Unter Wasser sah David, dass Fleur inzwischen an die Oberfläche zu steigen begann. Er schnappte sie sich und zerrte sie hoch, unterstützt von dem dicken Offizier. Als ihr Kopf über dem Wasser auftauchte, war sie schlagartig wieder nüchtern, würgte und holte zitternd einmal tief Luft.
Sam griff ihr unter die Achseln und schwamm mit ihr zurück zur Leiter, wo zwei Matrosen sie an Deck zogen und in eine Decke wickelten. Laura beugte sich über ihre Tochter, erleichtert, wütend und verlegen zugleich.
Der Kapitän war zornig, schätzte die Situation rasch ab und schickte seine jüngeren Offiziere in ihre Unterkünfte, bis er sie sich vorknöpfen konnte. Peter Llewellyn wandte sich zu ihm um, ohne die Stimme zu heben.
»Wenn ich eine Einladung annehme, dann in dem Wissen, dass meine Familie Gäste sind und meine Tochter gut aufgehoben ist. Fleur trinkt nicht. Sie weiß, dass ihr, wenn sie trinkt, alle Partys verboten werden. Es gibt einen Unterschied zwischen ausgelassener Stimmung und gedankenloser Dummheit. Ich hoffe, Ihren Offizieren wird deutlich vor Augen geführt werden, dass meine fünfzehnjährige Tochter aufgrund ihres Fehlverhaltens leicht hätte ertrinken können.«
Er wandte sich mit bleicher Miene ab und nahm seine Frau und seine Kinder. Die Party war jäh zu Ende. Unbehaglich zerstreuten sich die Leute, gingen über die Gangway zurück zum Club, wo sie zu Abend essen und sich über die Ereignisse ereifern konnten.
Peter Llewellyn wandte sich an David. »Danke, David. Sie haben schnell gehandelt. Gehen Sie zum Stabsarzt und lassen Sie sich eine Spritze geben. Das Wasser ist verseucht. Wir sehen uns morgen.«
»Sir«, sagte David leise, überrascht von der Wut seines Vorgesetzten, den er so noch nie erlebt hatte.
Fleur wurde in den Wagen verfrachtet. Sie war noch immer nicht völlig nüchtern oder sich im Klaren darüber, was sie getan hatte. Sam sagte kläglich: »Dad, es war nicht Fleurs Schuld, wirklich. In diesen Pimms ist so viel Frucht, dass man den Gin gar nicht schmeckt.«
Laura, die Fleur kurze Zeit später in ein heißes Bad steckte, wollte keine Details wissen. Ihre Sorge war zum einen, dass sie im Mittelpunkt eines dummen und vermeidbaren Vorfalls gestanden hatten, und zum anderen, dass Fleur, indem sie törichterweise in das verseuchte Wasser gesprungen war, ihn ausgelöst hatte. Sie war schroff und kurz angebunden zu ihrer Tochter.
Es war Annie, die Amah, die Fleur heiße Schokolade brachte, und ihr Vater, der sich zu ihr aufs Bett setzte, als sie vor Demütigung weinte. Peter liebte Fleur über alles. Er wollte nicht, dass sie allzu schnell erwachsen wurde, aber er wollte ihr auch nicht verbieten, sich zu amüsieren. Er wollte, dass sie voller Begeisterung auf diese Zeit im Fernen Osten zurückblickte. Seine Kinder waren fast erwachsen, würden das Haus bald verlassen haben. Das hier würde der letzte Posten sein, an dem sie alle zusammen waren.

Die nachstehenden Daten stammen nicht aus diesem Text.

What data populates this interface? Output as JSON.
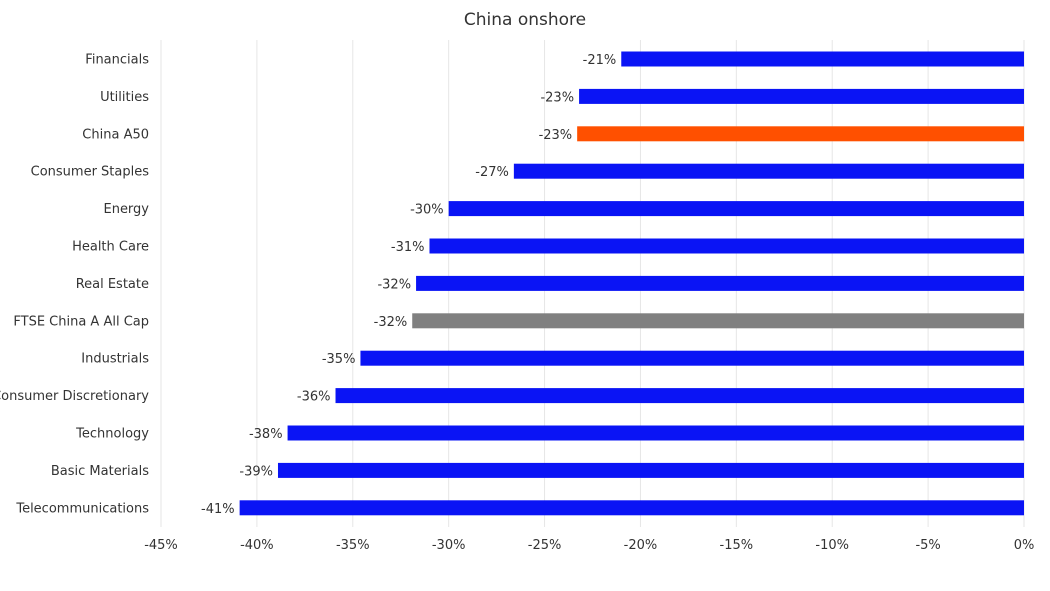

Er glaubte, dass die Leute im Grunde anständig waren. Heute Abend, das war eine grobe Dummheit gewesen, keine böse Absicht, aber er riet Fleur, besser aufzupassen, was junge Männer im Schilde führten und was sie ihr zu trinken gaben.

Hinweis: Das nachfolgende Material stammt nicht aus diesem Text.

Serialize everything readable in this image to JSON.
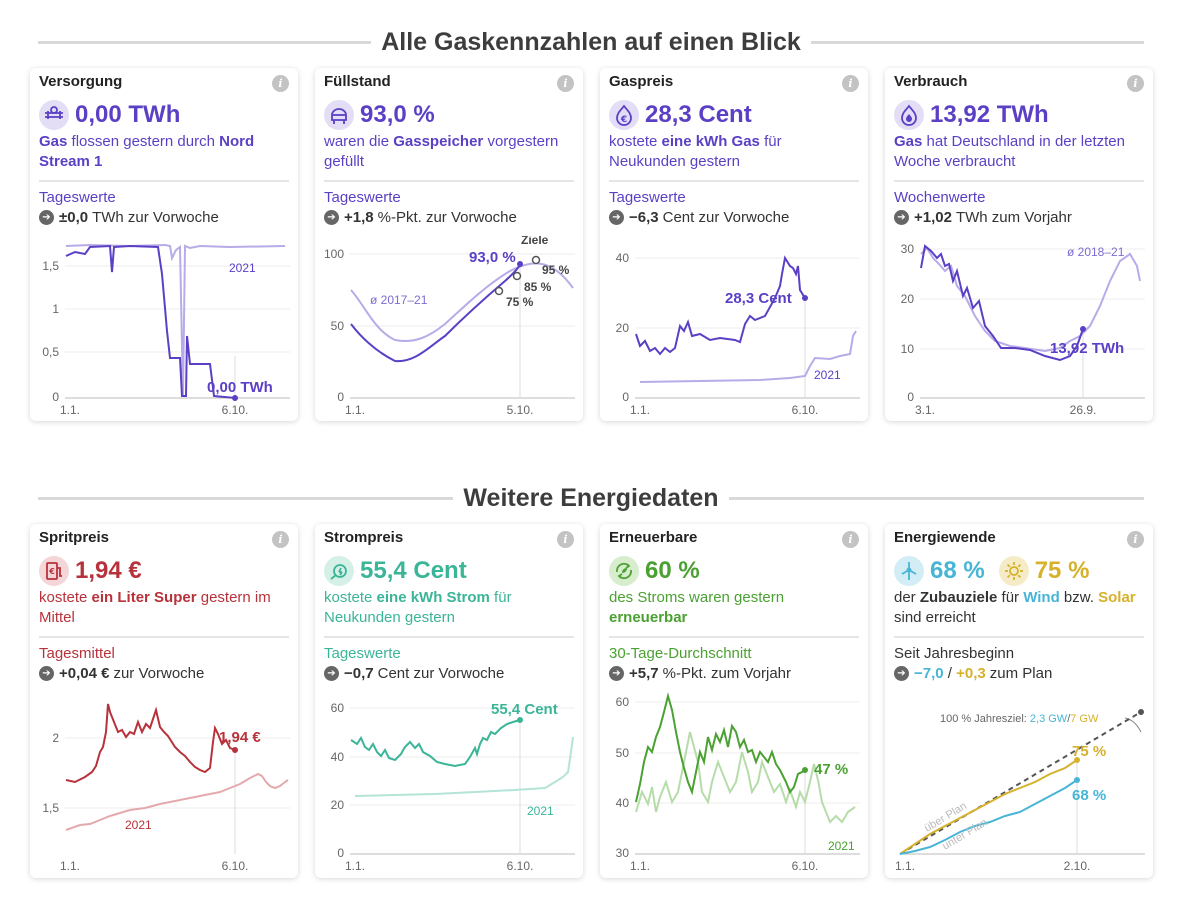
{
  "sections": [
    {
      "title": "Alle Gaskennzahlen auf einen Blick"
    },
    {
      "title": "Weitere Energiedaten"
    }
  ],
  "colors": {
    "purple": "#5b3fc5",
    "purple_light": "#b8abe8",
    "red": "#b7323a",
    "red_light": "#e4a9ad",
    "teal": "#3bb597",
    "teal_light": "#b3e4d7",
    "green": "#4aa131",
    "green_light": "#b6dca9",
    "blue": "#46b5d6",
    "yellow": "#d5b12c",
    "grey": "#555555"
  },
  "cards": {
    "versorgung": {
      "title": "Versorgung",
      "info": "i",
      "icon": "pipeline-icon",
      "value": "0,00 TWh",
      "desc": {
        "p1": "Gas",
        "p2": " flossen gestern durch ",
        "p3": "Nord Stream 1"
      },
      "sublabel": "Tageswerte",
      "delta_value": "±0,0",
      "delta_text": "TWh zur Vorwoche"
    },
    "fuellstand": {
      "title": "Füllstand",
      "info": "i",
      "icon": "storage-tank-icon",
      "value": "93,0 %",
      "desc": {
        "p1": "waren die ",
        "p2": "Gasspeicher",
        "p3": " vorgestern gefüllt"
      },
      "sublabel": "Tageswerte",
      "delta_value": "+1,8",
      "delta_text": "%-Pkt. zur Vorwoche"
    },
    "gaspreis": {
      "title": "Gaspreis",
      "info": "i",
      "icon": "euro-flame-icon",
      "value": "28,3 Cent",
      "desc": {
        "p1": "kostete ",
        "p2": "eine kWh Gas",
        "p3": " für Neukunden gestern"
      },
      "sublabel": "Tageswerte",
      "delta_value": "−6,3",
      "delta_text": "Cent zur Vorwoche"
    },
    "verbrauch": {
      "title": "Verbrauch",
      "info": "i",
      "icon": "flame-icon",
      "value": "13,92 TWh",
      "desc": {
        "p1": "Gas",
        "p2": " hat Deutschland in der letzten Woche verbraucht"
      },
      "sublabel": "Wochenwerte",
      "delta_value": "+1,02",
      "delta_text": "TWh zum Vorjahr"
    },
    "spritpreis": {
      "title": "Spritpreis",
      "info": "i",
      "icon": "fuel-pump-icon",
      "value": "1,94 €",
      "desc": {
        "p1": "kostete ",
        "p2": "ein Liter Super",
        "p3": " gestern im Mittel"
      },
      "sublabel": "Tagesmittel",
      "delta_value": "+0,04 €",
      "delta_text": "zur Vorwoche"
    },
    "strompreis": {
      "title": "Strompreis",
      "info": "i",
      "icon": "plug-icon",
      "value": "55,4 Cent",
      "desc": {
        "p1": "kostete ",
        "p2": "eine kWh Strom",
        "p3": " für Neukunden gestern"
      },
      "sublabel": "Tageswerte",
      "delta_value": "−0,7",
      "delta_text": "Cent zur Vorwoche"
    },
    "erneuerbare": {
      "title": "Erneuerbare",
      "info": "i",
      "icon": "recycle-leaf-icon",
      "value": "60 %",
      "desc": {
        "p1": "des Stroms waren gestern ",
        "p2": "erneuerbar"
      },
      "sublabel": "30-Tage-Durchschnitt",
      "delta_value": "+5,7",
      "delta_text": "%-Pkt. zum Vorjahr"
    },
    "energiewende": {
      "title": "Energiewende",
      "info": "i",
      "icon_wind": "wind-turbine-icon",
      "icon_sun": "sun-icon",
      "value_wind": "68 %",
      "value_sun": "75 %",
      "desc": {
        "p1": "der ",
        "p2": "Zubauziele",
        "p3": " für ",
        "p4": "Wind",
        "p5": " bzw. ",
        "p6": "Solar",
        "p7": " sind erreicht"
      },
      "sublabel": "Seit Jahresbeginn",
      "delta_wind": "−7,0",
      "delta_sep": " / ",
      "delta_sun": "+0,3",
      "delta_text": "zum Plan"
    }
  },
  "chart_data": [
    {
      "id": "versorgung",
      "type": "line",
      "y_ticks": [
        "1,5",
        "1",
        "0,5",
        "0"
      ],
      "x_ticks": [
        "1.1.",
        "6.10."
      ],
      "series": [
        {
          "name": "2021",
          "values_desc": "around 1,75 all year"
        },
        {
          "values_desc": "about 1,7 until July, then 0,3, then 0"
        }
      ],
      "labels": {
        "series_2021": "2021",
        "end": "0,00 TWh"
      }
    },
    {
      "id": "fuellstand",
      "type": "line",
      "y_ticks": [
        "100",
        "50",
        "0"
      ],
      "x_ticks": [
        "1.1.",
        "5.10."
      ],
      "series": [
        {
          "name": "ø 2017–21"
        },
        {
          "values_desc": "from 54 to 93"
        }
      ],
      "labels": {
        "avg": "ø 2017–21",
        "end": "93,0 %",
        "targets": "Ziele",
        "t75": "75 %",
        "t85": "85 %",
        "t95": "95 %"
      }
    },
    {
      "id": "gaspreis",
      "type": "line",
      "y_ticks": [
        "40",
        "20",
        "0"
      ],
      "x_ticks": [
        "1.1.",
        "6.10."
      ],
      "series": [
        {
          "name": "2021"
        },
        {
          "values_desc": "from 18 to 28,3 with peak near 40"
        }
      ],
      "labels": {
        "series_2021": "2021",
        "end": "28,3 Cent"
      }
    },
    {
      "id": "verbrauch",
      "type": "line",
      "y_ticks": [
        "30",
        "20",
        "10",
        "0"
      ],
      "x_ticks": [
        "3.1.",
        "26.9."
      ],
      "series": [
        {
          "name": "ø 2018–21"
        },
        {
          "values_desc": "from 30 to 13,92"
        }
      ],
      "labels": {
        "avg": "ø 2018–21",
        "end": "13,92 TWh"
      }
    },
    {
      "id": "spritpreis",
      "type": "line",
      "y_ticks": [
        "2",
        "1,5"
      ],
      "x_ticks": [
        "1.1.",
        "6.10."
      ],
      "series": [
        {
          "name": "2021"
        },
        {
          "values_desc": "from 1,72 to 1,94 with peaks near 2,2"
        }
      ],
      "labels": {
        "series_2021": "2021",
        "end": "1,94 €"
      }
    },
    {
      "id": "strompreis",
      "type": "line",
      "y_ticks": [
        "60",
        "40",
        "20",
        "0"
      ],
      "x_ticks": [
        "1.1.",
        "6.10."
      ],
      "series": [
        {
          "name": "2021"
        },
        {
          "values_desc": "from 47 to 55,4"
        }
      ],
      "labels": {
        "series_2021": "2021",
        "end": "55,4 Cent"
      }
    },
    {
      "id": "erneuerbare",
      "type": "line",
      "y_ticks": [
        "60",
        "50",
        "40",
        "30"
      ],
      "x_ticks": [
        "1.1.",
        "6.10."
      ],
      "series": [
        {
          "name": "2021"
        },
        {
          "values_desc": "between 40 and 60, ends at 47"
        }
      ],
      "labels": {
        "series_2021": "2021",
        "end": "47 %"
      }
    },
    {
      "id": "energiewende",
      "type": "line",
      "x_ticks": [
        "1.1.",
        "2.10."
      ],
      "series": [
        {
          "name": "Wind",
          "end": "68 %"
        },
        {
          "name": "Solar",
          "end": "75 %"
        }
      ],
      "labels": {
        "goal_prefix": "100 % Jahresziel: ",
        "goal_wind": "2,3 GW",
        "goal_sep": "/",
        "goal_sun": "7 GW",
        "above": "über Plan",
        "below": "unter Plan",
        "end_sun": "75 %",
        "end_wind": "68 %"
      }
    }
  ]
}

»Ich denke, wenn es sich um einen von Sams Freunden gehandelt hätte, dann hätte ich aufgepasst, Dad. Aber ich war mit dir zusammen, daher dachte ich nicht …«
Das war genau der Grund, weshalb ihr Vater so wütend gewesen war.

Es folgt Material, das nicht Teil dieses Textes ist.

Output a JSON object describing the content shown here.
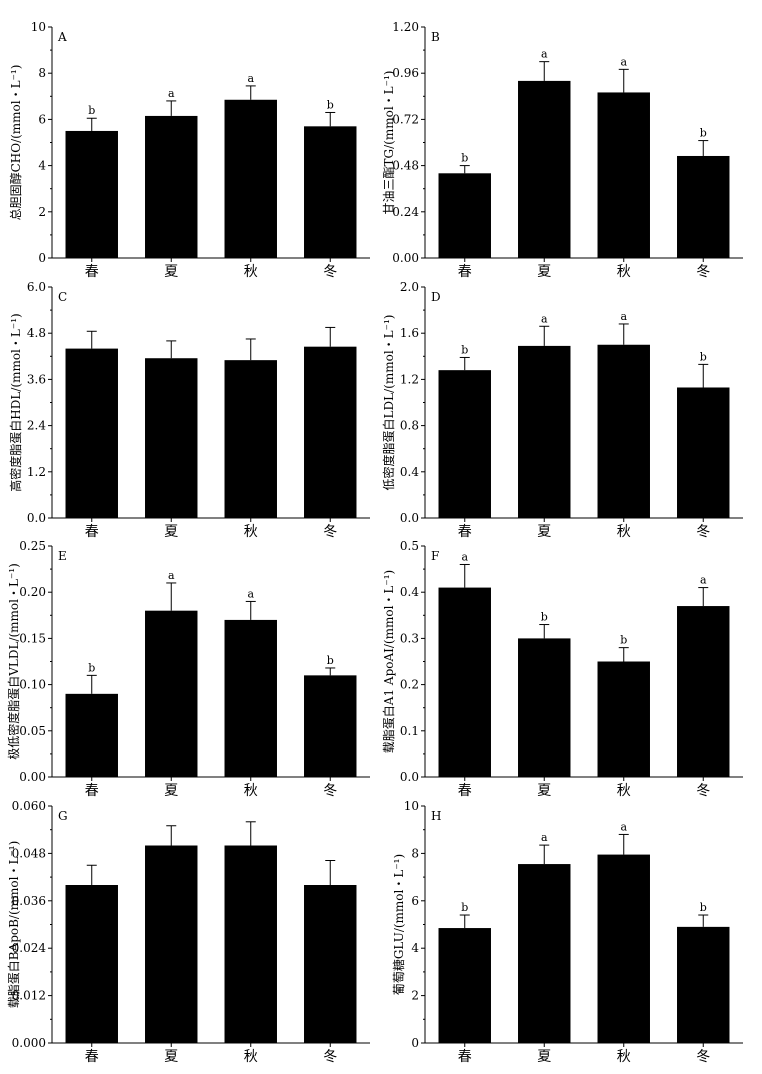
{
  "chart_data": [
    {
      "type": "bar",
      "panel": "A",
      "ylabel": "总胆固醇CHO/(mmol・L⁻¹)",
      "categories": [
        "春",
        "夏",
        "秋",
        "冬"
      ],
      "values": [
        5.5,
        6.15,
        6.85,
        5.7
      ],
      "errors": [
        0.55,
        0.65,
        0.6,
        0.6
      ],
      "significance": [
        "b",
        "a",
        "a",
        "b"
      ],
      "ylim": [
        0,
        10
      ],
      "yticks": [
        "0",
        "2",
        "4",
        "6",
        "8",
        "10"
      ]
    },
    {
      "type": "bar",
      "panel": "B",
      "ylabel": "甘油三酯TG/(mmol・L⁻¹)",
      "categories": [
        "春",
        "夏",
        "秋",
        "冬"
      ],
      "values": [
        0.44,
        0.92,
        0.86,
        0.53
      ],
      "errors": [
        0.04,
        0.1,
        0.12,
        0.08
      ],
      "significance": [
        "b",
        "a",
        "a",
        "b"
      ],
      "ylim": [
        0,
        1.2
      ],
      "yticks": [
        "0.00",
        "0.24",
        "0.48",
        "0.72",
        "0.96",
        "1.20"
      ]
    },
    {
      "type": "bar",
      "panel": "C",
      "ylabel": "高密度脂蛋白HDL/(mmol・L⁻¹)",
      "categories": [
        "春",
        "夏",
        "秋",
        "冬"
      ],
      "values": [
        4.4,
        4.15,
        4.1,
        4.45
      ],
      "errors": [
        0.45,
        0.45,
        0.55,
        0.5
      ],
      "significance": [
        "",
        "",
        "",
        ""
      ],
      "ylim": [
        0,
        6
      ],
      "yticks": [
        "0.0",
        "1.2",
        "2.4",
        "3.6",
        "4.8",
        "6.0"
      ]
    },
    {
      "type": "bar",
      "panel": "D",
      "ylabel": "低密度脂蛋白LDL/(mmol・L⁻¹)",
      "categories": [
        "春",
        "夏",
        "秋",
        "冬"
      ],
      "values": [
        1.28,
        1.49,
        1.5,
        1.13
      ],
      "errors": [
        0.11,
        0.17,
        0.18,
        0.2
      ],
      "significance": [
        "b",
        "a",
        "a",
        "b"
      ],
      "ylim": [
        0,
        2
      ],
      "yticks": [
        "0.0",
        "0.4",
        "0.8",
        "1.2",
        "1.6",
        "2.0"
      ]
    },
    {
      "type": "bar",
      "panel": "E",
      "ylabel": "极低密度脂蛋白VLDL/(mmol・L⁻¹)",
      "categories": [
        "春",
        "夏",
        "秋",
        "冬"
      ],
      "values": [
        0.09,
        0.18,
        0.17,
        0.11
      ],
      "errors": [
        0.02,
        0.03,
        0.02,
        0.008
      ],
      "significance": [
        "b",
        "a",
        "a",
        "b"
      ],
      "ylim": [
        0,
        0.25
      ],
      "yticks": [
        "0.00",
        "0.05",
        "0.10",
        "0.15",
        "0.20",
        "0.25"
      ]
    },
    {
      "type": "bar",
      "panel": "F",
      "ylabel": "载脂蛋白A1 ApoAI/(mmol・L⁻¹)",
      "categories": [
        "春",
        "夏",
        "秋",
        "冬"
      ],
      "values": [
        0.41,
        0.3,
        0.25,
        0.37
      ],
      "errors": [
        0.05,
        0.03,
        0.03,
        0.04
      ],
      "significance": [
        "a",
        "b",
        "b",
        "a"
      ],
      "ylim": [
        0,
        0.5
      ],
      "yticks": [
        "0.0",
        "0.1",
        "0.2",
        "0.3",
        "0.4",
        "0.5"
      ]
    },
    {
      "type": "bar",
      "panel": "G",
      "ylabel": "载脂蛋白BApoB/(mmol・L⁻¹)",
      "categories": [
        "春",
        "夏",
        "秋",
        "冬"
      ],
      "values": [
        0.04,
        0.05,
        0.05,
        0.04
      ],
      "errors": [
        0.005,
        0.005,
        0.006,
        0.0062
      ],
      "significance": [
        "",
        "",
        "",
        ""
      ],
      "ylim": [
        0,
        0.06
      ],
      "yticks": [
        "0.000",
        "0.012",
        "0.024",
        "0.036",
        "0.048",
        "0.060"
      ]
    },
    {
      "type": "bar",
      "panel": "H",
      "ylabel": "葡萄糖GLU/(mmol・L⁻¹)",
      "categories": [
        "春",
        "夏",
        "秋",
        "冬"
      ],
      "values": [
        4.85,
        7.55,
        7.95,
        4.9
      ],
      "errors": [
        0.55,
        0.8,
        0.85,
        0.5
      ],
      "significance": [
        "b",
        "a",
        "a",
        "b"
      ],
      "ylim": [
        0,
        10
      ],
      "yticks": [
        "0",
        "2",
        "4",
        "6",
        "8",
        "10"
      ]
    }
  ]
}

»Ich habe den Arzt angerufen«, sagte er. »Geh morgen mit deiner Mutter hin und lass dir eine Spritze geben, nur um auf Nummer sicher zu gehen.«
»Oh! Warum bin ich bloß gesprungen? Das war so dämlich! Alle werden mich auslachen.«
»Nein, das werden sie nicht.« Peter lächelte. »Sams Freunde werden dich um deine Tollkühnheit und deinen Mut beneiden, wegen einer Wette so tief zu springen.«
Aber Fleur dachte nicht an Sams Freunde; sie fragte sich, was Lt. David Montrose wohl von ihr hielt.